If you have ever wondered why you keep repeating the same patterns in relationships — why you always end up anxious and chasing, or why you consistently pull back just when things get close — attachment theory offers one of the most illuminating explanations available. Developed by British psychiatrist John Bowlby and later expanded by Mary Ainsworth, attachment theory describes how our earliest relationships with caregivers create a template that we then, largely unconsciously, apply to every intimate relationship we form as adults.
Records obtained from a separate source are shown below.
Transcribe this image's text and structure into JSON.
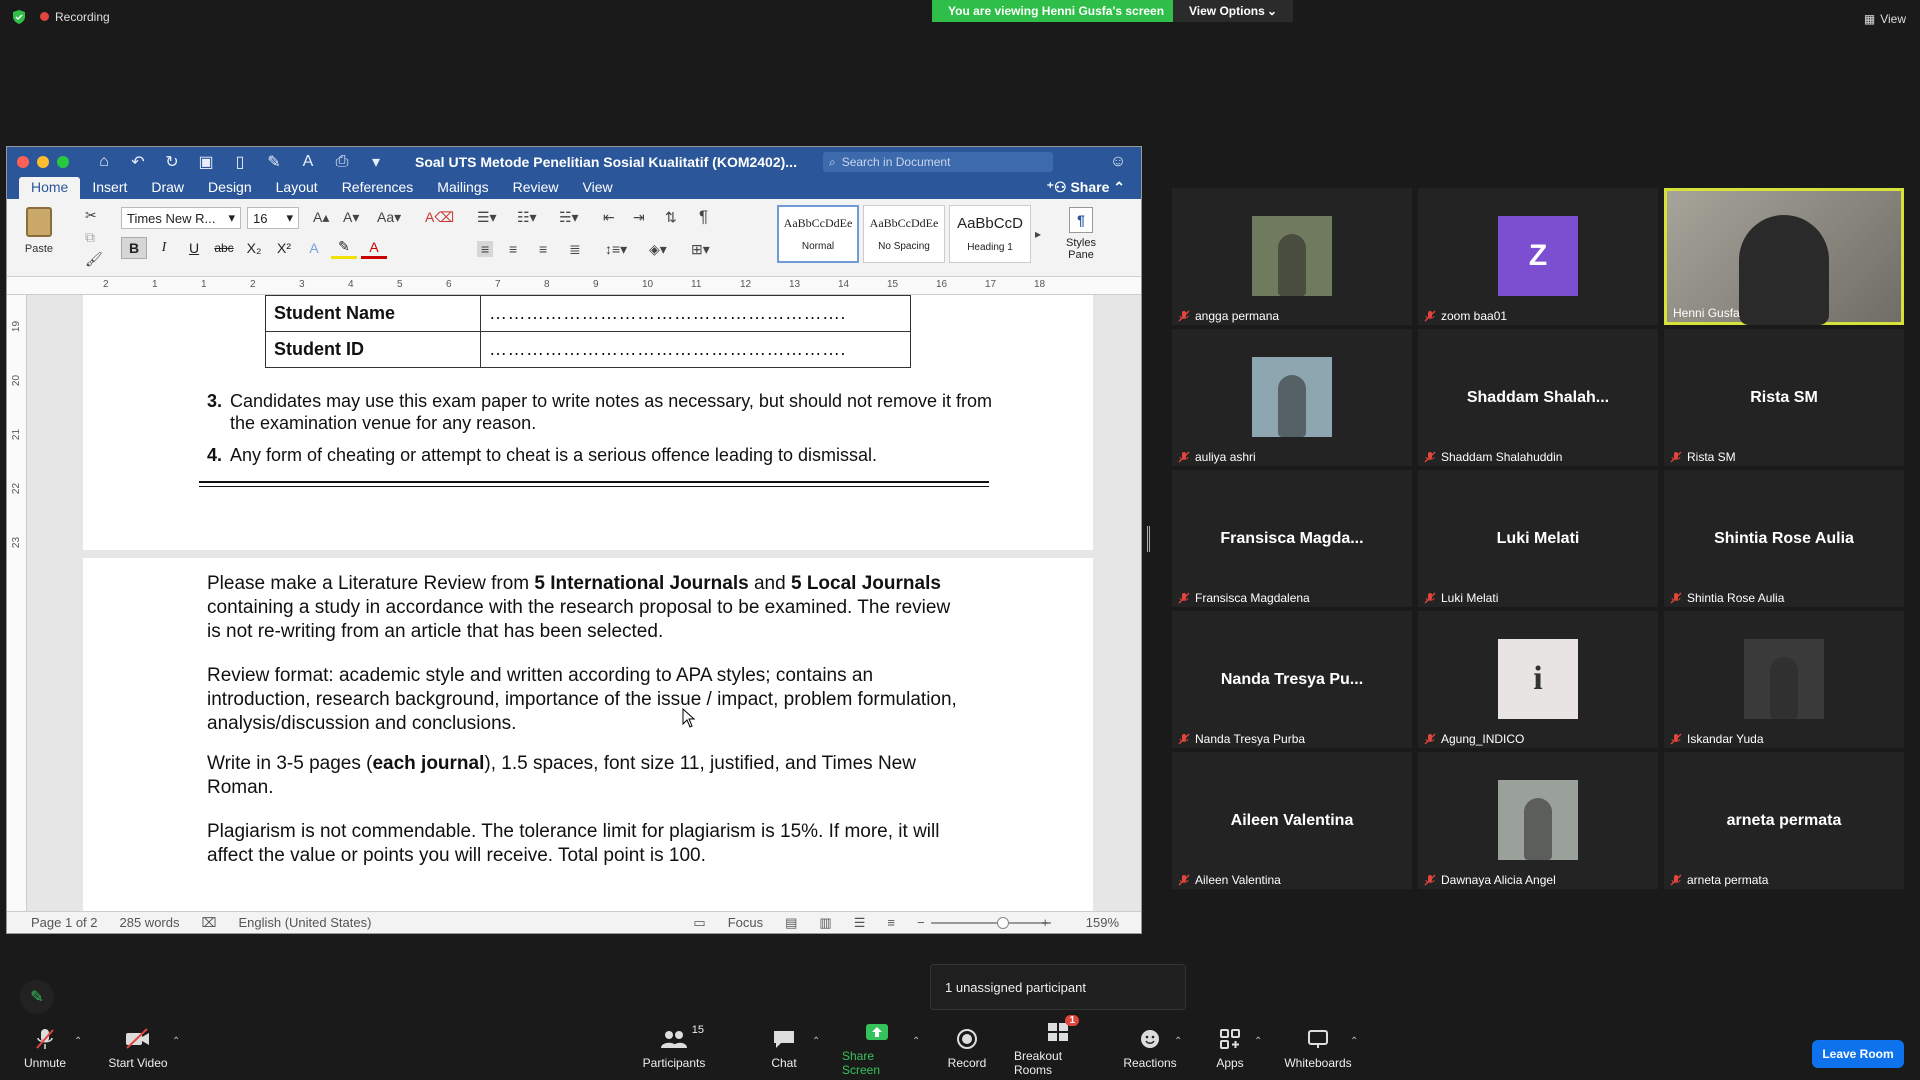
{
  "zoom": {
    "recording_label": "Recording",
    "viewing_banner": "You are viewing Henni Gusfa's screen",
    "view_options": "View Options",
    "view_label": "View",
    "popup": "1 unassigned participant",
    "leave_room": "Leave Room",
    "toolbar": {
      "unmute": "Unmute",
      "start_video": "Start Video",
      "participants": "Participants",
      "participants_count": "15",
      "chat": "Chat",
      "share_screen": "Share Screen",
      "record": "Record",
      "breakout_rooms": "Breakout Rooms",
      "breakout_badge": "1",
      "reactions": "Reactions",
      "apps": "Apps",
      "whiteboards": "Whiteboards"
    },
    "participants": [
      {
        "name": "angga permana",
        "display": "",
        "kind": "photo",
        "color": "#6f7a5e"
      },
      {
        "name": "zoom baa01",
        "display": "Z",
        "kind": "initial",
        "color": "#7b4fcf"
      },
      {
        "name": "Henni Gusfa",
        "display": "",
        "kind": "video",
        "color": "#8c8c86"
      },
      {
        "name": "auliya ashri",
        "display": "",
        "kind": "photo",
        "color": "#8da6b0"
      },
      {
        "name": "Shaddam Shalahuddin",
        "display": "Shaddam  Shalah...",
        "kind": "text"
      },
      {
        "name": "Rista SM",
        "display": "Rista SM",
        "kind": "text"
      },
      {
        "name": "Fransisca Magdalena",
        "display": "Fransisca  Magda...",
        "kind": "text"
      },
      {
        "name": "Luki Melati",
        "display": "Luki Melati",
        "kind": "text"
      },
      {
        "name": "Shintia Rose Aulia",
        "display": "Shintia Rose Aulia",
        "kind": "text"
      },
      {
        "name": "Nanda Tresya Purba",
        "display": "Nanda Tresya Pu...",
        "kind": "text"
      },
      {
        "name": "Agung_INDICO",
        "display": "i",
        "kind": "logo",
        "color": "#e9e4e4"
      },
      {
        "name": "Iskandar Yuda",
        "display": "",
        "kind": "photo",
        "color": "#3a3a3a"
      },
      {
        "name": "Aileen Valentina",
        "display": "Aileen Valentina",
        "kind": "text"
      },
      {
        "name": "Dawnaya Alicia Angel",
        "display": "",
        "kind": "photo",
        "color": "#9aa19a"
      },
      {
        "name": "arneta permata",
        "display": "arneta permata",
        "kind": "text"
      }
    ]
  },
  "word": {
    "title": "Soal UTS Metode Penelitian Sosial Kualitatif (KOM2402)...",
    "search_placeholder": "Search in Document",
    "share": "Share",
    "tabs": [
      "Home",
      "Insert",
      "Draw",
      "Design",
      "Layout",
      "References",
      "Mailings",
      "Review",
      "View"
    ],
    "paste": "Paste",
    "font_name": "Times New R...",
    "font_size": "16",
    "styles": [
      {
        "sample": "AaBbCcDdEe",
        "name": "Normal"
      },
      {
        "sample": "AaBbCcDdEe",
        "name": "No Spacing"
      },
      {
        "sample": "AaBbCcD",
        "name": "Heading 1"
      }
    ],
    "styles_pane": "Styles Pane",
    "ruler_numbers": [
      "2",
      "1",
      "1",
      "2",
      "3",
      "4",
      "5",
      "6",
      "7",
      "8",
      "9",
      "10",
      "11",
      "12",
      "13",
      "14",
      "15",
      "16",
      "17",
      "18"
    ],
    "vruler_numbers": [
      "19",
      "20",
      "21",
      "22",
      "23"
    ],
    "status": {
      "page": "Page 1 of 2",
      "words": "285 words",
      "language": "English (United States)",
      "focus": "Focus",
      "zoom": "159%"
    },
    "doc": {
      "student_name_label": "Student Name",
      "student_id_label": "Student ID",
      "dots": "………………………………………………….",
      "item3_num": "3.",
      "item3_text": "Candidates may use this exam paper to write notes as necessary, but should not remove it from the examination venue for any reason.",
      "item4_num": "4.",
      "item4_text": "Any form of cheating or attempt to cheat is a serious offence leading to dismissal.",
      "p1_a": "Please make a Literature Review from ",
      "p1_b": "5 International Journals",
      "p1_c": " and ",
      "p1_d": "5 Local Journals",
      "p1_e": " containing a study in accordance with the research proposal to be examined. The review is not re-writing from an article that has been selected.",
      "p2": "Review format: academic style and written according to APA styles; contains an introduction, research background, importance of the issue / impact, problem formulation, analysis/discussion and conclusions.",
      "p3_a": "Write in 3-5 pages (",
      "p3_b": "each journal",
      "p3_c": "), 1.5 spaces, font size 11, justified, and Times New Roman.",
      "p4": "Plagiarism is not commendable. The tolerance limit for plagiarism is 15%. If more, it will affect the value or points you will receive. Total point is 100."
    }
  }
}
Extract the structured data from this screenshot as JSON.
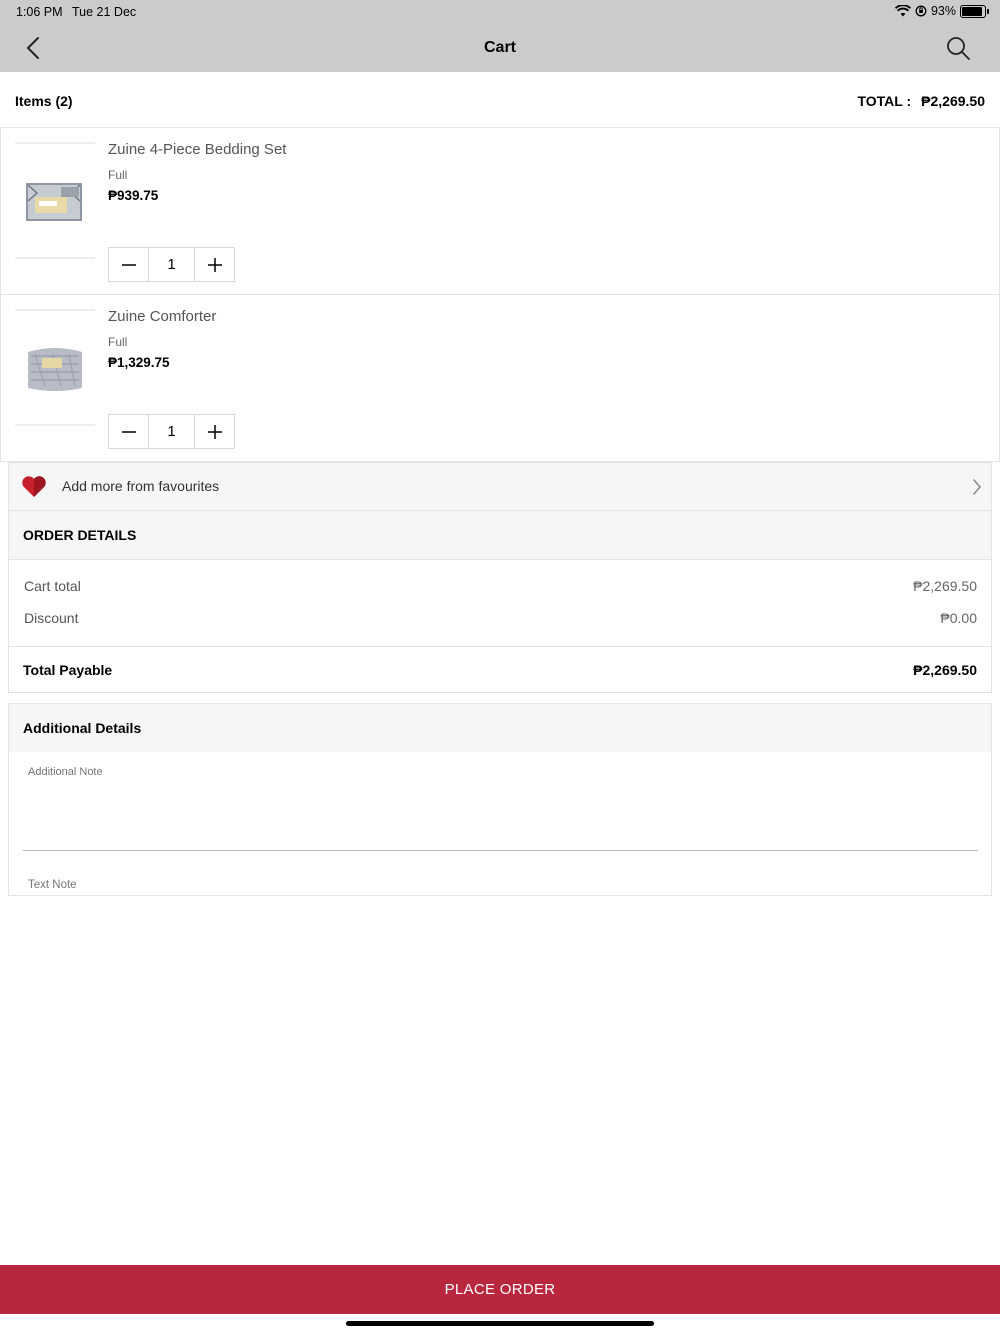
{
  "status_bar": {
    "time": "1:06 PM",
    "date": "Tue 21 Dec",
    "battery": "93%",
    "battery_level": 0.93
  },
  "nav": {
    "title": "Cart",
    "back_icon": "chevron-left-icon",
    "search_icon": "search-icon"
  },
  "items_header": {
    "count_label": "Items (2)",
    "total_label": "TOTAL :",
    "total_value": "₱2,269.50"
  },
  "cart": [
    {
      "name": "Zuine 4-Piece Bedding Set",
      "variant": "Full",
      "price": "₱939.75",
      "qty": "1"
    },
    {
      "name": "Zuine Comforter",
      "variant": "Full",
      "price": "₱1,329.75",
      "qty": "1"
    }
  ],
  "favourites": {
    "label": "Add more from favourites",
    "icon": "heart-icon"
  },
  "order_details": {
    "title": "ORDER DETAILS",
    "cart_total_label": "Cart total",
    "cart_total_value": "₱2,269.50",
    "discount_label": "Discount",
    "discount_value": "₱0.00",
    "payable_label": "Total Payable",
    "payable_value": "₱2,269.50"
  },
  "additional": {
    "title": "Additional Details",
    "note_placeholder": "Additional Note",
    "text_note": "Text Note"
  },
  "place_order": {
    "label": "PLACE ORDER"
  },
  "colors": {
    "accent": "#b9273f",
    "header": "#cbcbcb",
    "heart": "#c8202a"
  }
}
Why Attachment Matters for Adult Relationships
Infants are entirely dependent on their caregivers for survival. The strategies they develop to stay close to those caregivers — or to manage the distress of not being able to — become deeply encoded in the nervous system. These strategies do not disappear when we grow up. They simply transfer onto our adult partners, showing up as the way we handle closeness, conflict, and the inevitable uncertainties of love.
Understanding your attachment style is not about labelling yourself or using your history as an excuse. It is about developing enough self-awareness to see your patterns clearly — and then choosing differently.
Secure Attachment: The Gold Standard
People with a secure attachment style are comfortable with both closeness and independence. They can ask for what they need without excessive fear of rejection, tolerate separation without it triggering alarm, and navigate conflict without defaulting to either attack or withdrawal.
Secure attachment does not mean never feeling anxious or hurt — it means having a stable enough foundation that normal relationship difficulties do not threaten the whole structure. Securely attached people tend to assume their partner is fundamentally on their side, even during disagreements.
Secure attachment typically develops when a caregiver was consistently responsive — not perfect, but reliably available and attuned enough that the child learned: "When I need someone, I can get support. The world is basically safe."
Anxious Attachment: When Love Feels Like Uncertainty
Anxious attachment (sometimes called preoccupied attachment) develops when caregiving was inconsistent — warm and available sometimes, distracted or unresponsive at other times. The child learns to heighten their distress signals to ensure a response, and this strategy carries into adulthood as hypervigilance to any sign that the relationship might be at risk.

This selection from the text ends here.